In response to this question/argument, my chapter discusses the nature of supply and demand in a market economy as well as the distinction, if any, between concrete and visible harms (to a known and determinate victim), one the one hand, and abstract and invisible harms (to an unknown and future victim), on the other.  I explain how, more than any vote you might cast as a citizen, the repeated votes you cast as a consumer (or a non-consumer) carry tremendous power.  They either encourage the producer to kill more animals, with the promise of money, or they refuse to provide compensation to farmers and other animal-product "dealers" for the slaughter and torture of living beings.  The purchase of cheese pizza today condemns a mother dairy cow and her infant son to suffering and death tomorrow.  Consumers are accordingly active accomplices in the violence that farmed animals endure, soliciting the violence through their purchases.

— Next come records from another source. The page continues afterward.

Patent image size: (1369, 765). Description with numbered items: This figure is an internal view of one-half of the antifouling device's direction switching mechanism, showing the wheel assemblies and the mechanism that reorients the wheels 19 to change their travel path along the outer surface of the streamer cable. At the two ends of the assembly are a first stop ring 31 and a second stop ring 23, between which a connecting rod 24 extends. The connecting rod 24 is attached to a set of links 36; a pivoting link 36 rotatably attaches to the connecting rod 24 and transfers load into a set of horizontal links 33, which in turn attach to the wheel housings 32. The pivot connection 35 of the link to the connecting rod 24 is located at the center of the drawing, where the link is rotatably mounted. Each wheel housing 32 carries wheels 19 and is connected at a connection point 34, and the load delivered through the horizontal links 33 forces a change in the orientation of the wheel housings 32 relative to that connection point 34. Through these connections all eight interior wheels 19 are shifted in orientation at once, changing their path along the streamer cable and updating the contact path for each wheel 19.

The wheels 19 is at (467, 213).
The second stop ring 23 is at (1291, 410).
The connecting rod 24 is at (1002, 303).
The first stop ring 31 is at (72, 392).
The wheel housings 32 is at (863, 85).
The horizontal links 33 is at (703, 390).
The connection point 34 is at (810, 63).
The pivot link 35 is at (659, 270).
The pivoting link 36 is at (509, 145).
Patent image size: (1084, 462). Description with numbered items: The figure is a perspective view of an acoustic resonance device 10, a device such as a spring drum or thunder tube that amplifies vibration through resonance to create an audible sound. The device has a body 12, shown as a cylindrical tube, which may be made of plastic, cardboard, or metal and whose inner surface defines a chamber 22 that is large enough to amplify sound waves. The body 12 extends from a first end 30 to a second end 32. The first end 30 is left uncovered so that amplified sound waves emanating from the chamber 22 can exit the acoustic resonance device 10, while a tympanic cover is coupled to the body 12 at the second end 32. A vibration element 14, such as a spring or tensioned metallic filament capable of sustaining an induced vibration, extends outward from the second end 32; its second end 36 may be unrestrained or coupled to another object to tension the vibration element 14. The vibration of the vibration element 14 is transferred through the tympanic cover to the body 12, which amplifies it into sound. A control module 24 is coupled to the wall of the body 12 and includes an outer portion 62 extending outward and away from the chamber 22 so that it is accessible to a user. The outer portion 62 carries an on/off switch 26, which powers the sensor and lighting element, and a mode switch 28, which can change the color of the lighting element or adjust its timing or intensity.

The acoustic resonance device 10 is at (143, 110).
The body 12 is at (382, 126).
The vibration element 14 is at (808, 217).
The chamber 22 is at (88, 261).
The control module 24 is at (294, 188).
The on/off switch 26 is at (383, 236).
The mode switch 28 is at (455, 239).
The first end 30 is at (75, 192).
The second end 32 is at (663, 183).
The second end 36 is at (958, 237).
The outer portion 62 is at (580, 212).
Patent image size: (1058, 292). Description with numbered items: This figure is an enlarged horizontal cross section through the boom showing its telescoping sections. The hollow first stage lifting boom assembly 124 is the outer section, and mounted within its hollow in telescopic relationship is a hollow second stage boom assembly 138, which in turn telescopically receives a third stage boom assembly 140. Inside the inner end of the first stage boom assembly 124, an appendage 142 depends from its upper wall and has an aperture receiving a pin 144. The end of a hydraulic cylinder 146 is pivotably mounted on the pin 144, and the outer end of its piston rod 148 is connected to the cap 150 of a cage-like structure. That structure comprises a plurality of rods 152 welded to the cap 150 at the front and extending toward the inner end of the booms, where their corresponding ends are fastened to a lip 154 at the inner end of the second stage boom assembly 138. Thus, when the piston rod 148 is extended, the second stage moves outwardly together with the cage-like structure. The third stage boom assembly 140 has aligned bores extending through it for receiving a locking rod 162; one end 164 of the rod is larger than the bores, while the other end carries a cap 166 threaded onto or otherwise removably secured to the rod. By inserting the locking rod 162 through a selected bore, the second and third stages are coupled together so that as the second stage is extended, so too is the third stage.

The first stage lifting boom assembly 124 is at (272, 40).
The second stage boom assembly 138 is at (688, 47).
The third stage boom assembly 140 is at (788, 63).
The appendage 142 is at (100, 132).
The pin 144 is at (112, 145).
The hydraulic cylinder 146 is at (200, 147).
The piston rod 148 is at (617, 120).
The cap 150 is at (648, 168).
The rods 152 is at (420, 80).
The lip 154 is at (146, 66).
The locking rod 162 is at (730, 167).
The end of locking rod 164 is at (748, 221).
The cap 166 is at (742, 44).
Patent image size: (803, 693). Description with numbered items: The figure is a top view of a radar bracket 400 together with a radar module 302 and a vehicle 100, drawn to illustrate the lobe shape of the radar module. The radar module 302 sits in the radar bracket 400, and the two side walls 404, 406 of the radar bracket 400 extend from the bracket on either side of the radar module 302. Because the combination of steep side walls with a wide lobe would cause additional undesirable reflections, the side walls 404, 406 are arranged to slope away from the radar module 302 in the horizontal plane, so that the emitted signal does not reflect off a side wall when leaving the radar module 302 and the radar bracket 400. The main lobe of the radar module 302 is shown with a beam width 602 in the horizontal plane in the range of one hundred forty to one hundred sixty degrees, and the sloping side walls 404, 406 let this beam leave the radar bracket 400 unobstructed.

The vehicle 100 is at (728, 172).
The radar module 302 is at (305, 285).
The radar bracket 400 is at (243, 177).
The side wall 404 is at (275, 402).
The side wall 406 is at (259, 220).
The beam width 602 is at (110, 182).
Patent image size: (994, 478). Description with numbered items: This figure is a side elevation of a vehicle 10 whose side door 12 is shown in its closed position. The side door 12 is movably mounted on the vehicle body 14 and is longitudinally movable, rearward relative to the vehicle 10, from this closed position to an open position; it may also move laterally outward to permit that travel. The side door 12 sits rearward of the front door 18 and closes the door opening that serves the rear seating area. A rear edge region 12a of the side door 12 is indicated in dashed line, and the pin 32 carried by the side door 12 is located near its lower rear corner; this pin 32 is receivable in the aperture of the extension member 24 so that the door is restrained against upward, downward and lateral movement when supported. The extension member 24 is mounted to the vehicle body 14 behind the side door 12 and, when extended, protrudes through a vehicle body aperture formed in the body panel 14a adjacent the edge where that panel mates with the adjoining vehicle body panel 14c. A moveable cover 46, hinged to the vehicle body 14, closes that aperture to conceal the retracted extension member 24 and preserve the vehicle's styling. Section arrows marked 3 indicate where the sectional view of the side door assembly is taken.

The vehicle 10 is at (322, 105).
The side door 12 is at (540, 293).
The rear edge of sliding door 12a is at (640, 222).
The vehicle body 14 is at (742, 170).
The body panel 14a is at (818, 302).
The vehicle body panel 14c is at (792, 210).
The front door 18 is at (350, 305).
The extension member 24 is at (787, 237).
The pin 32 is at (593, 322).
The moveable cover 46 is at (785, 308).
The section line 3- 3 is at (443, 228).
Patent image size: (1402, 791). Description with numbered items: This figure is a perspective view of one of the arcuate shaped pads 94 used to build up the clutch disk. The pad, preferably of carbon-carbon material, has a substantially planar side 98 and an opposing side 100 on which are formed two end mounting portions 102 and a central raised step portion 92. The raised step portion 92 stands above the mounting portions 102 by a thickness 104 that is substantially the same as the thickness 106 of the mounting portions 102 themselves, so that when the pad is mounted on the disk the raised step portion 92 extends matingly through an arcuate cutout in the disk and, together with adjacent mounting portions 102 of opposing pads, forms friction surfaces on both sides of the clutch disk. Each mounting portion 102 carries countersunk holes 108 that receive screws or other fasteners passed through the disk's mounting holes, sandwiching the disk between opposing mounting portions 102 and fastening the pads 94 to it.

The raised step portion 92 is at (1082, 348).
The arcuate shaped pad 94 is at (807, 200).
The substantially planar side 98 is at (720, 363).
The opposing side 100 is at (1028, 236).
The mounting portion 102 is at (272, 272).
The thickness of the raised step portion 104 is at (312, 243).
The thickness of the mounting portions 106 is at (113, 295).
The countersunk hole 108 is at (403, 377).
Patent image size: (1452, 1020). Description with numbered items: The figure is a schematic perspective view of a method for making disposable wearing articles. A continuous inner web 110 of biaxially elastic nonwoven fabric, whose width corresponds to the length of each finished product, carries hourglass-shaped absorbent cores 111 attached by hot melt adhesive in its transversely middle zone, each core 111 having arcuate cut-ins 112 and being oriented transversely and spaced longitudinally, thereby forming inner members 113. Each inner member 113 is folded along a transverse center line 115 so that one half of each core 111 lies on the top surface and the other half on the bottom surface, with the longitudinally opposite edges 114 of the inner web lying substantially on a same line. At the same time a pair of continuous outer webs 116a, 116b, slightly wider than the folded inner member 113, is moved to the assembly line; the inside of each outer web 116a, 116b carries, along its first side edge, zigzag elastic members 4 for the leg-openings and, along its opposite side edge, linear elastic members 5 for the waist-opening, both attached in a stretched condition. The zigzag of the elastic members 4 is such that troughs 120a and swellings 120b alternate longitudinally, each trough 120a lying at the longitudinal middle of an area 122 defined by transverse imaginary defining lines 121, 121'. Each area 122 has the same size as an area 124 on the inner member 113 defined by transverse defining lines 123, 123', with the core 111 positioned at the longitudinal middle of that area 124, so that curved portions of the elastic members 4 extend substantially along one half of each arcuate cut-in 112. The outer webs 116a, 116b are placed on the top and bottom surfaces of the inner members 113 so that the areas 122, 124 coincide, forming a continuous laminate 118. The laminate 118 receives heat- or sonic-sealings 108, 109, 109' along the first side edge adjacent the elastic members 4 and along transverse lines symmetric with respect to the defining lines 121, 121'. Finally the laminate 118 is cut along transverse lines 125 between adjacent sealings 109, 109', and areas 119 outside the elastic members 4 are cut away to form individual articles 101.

Likewise, consumers may bear substantial responsibility when a product causes harm to the consumers themselves, including the harm of premature death.  In the absence of a profound disability that diminishes the moral agency of a consumer (and in the absence of fraudulent representations by the seller), the consumer partners with the producer to bring about whatever harm results from the purchased product, whether that harm be an overdose, in the case of heroin, or premature death from heart disease, diabetes or any of the other illnesses to which a diet based on animal products contributes.

Does any of this mean that I think producers should be able to freely externalize the costs of their business? No.  If you produce a harmful product, then you ought to share in shouldering the inevitable costs that result from the creation and use of that product.  Such sharing might be accomplished by taxing (or fining) businesses that sell products at what are currently artificially low prices (such as flesh and dairy, as you can see in David Robinson Simon's recent book, Meatonomics). It is easy to ridicule the plaintiffs in lawsuits against McDonald's for "making people fat," but the imperative of cost-internalization provides good grounds for resisting a legal regime in which a plaintiff's supposed assumption of risk provides producers and sellers with a complete defense against civil liability.

But imposing prison terms is another matter.  If your victim is a willing participant in his own death, because he knowingly purchased a harmful product from you and then ate that product three times a day for years (or voluntarily injected that product into his veins), then I think it is both insulting to him and unfair to you to criminally punish you with a prison sentence for what you (and he together) did to him.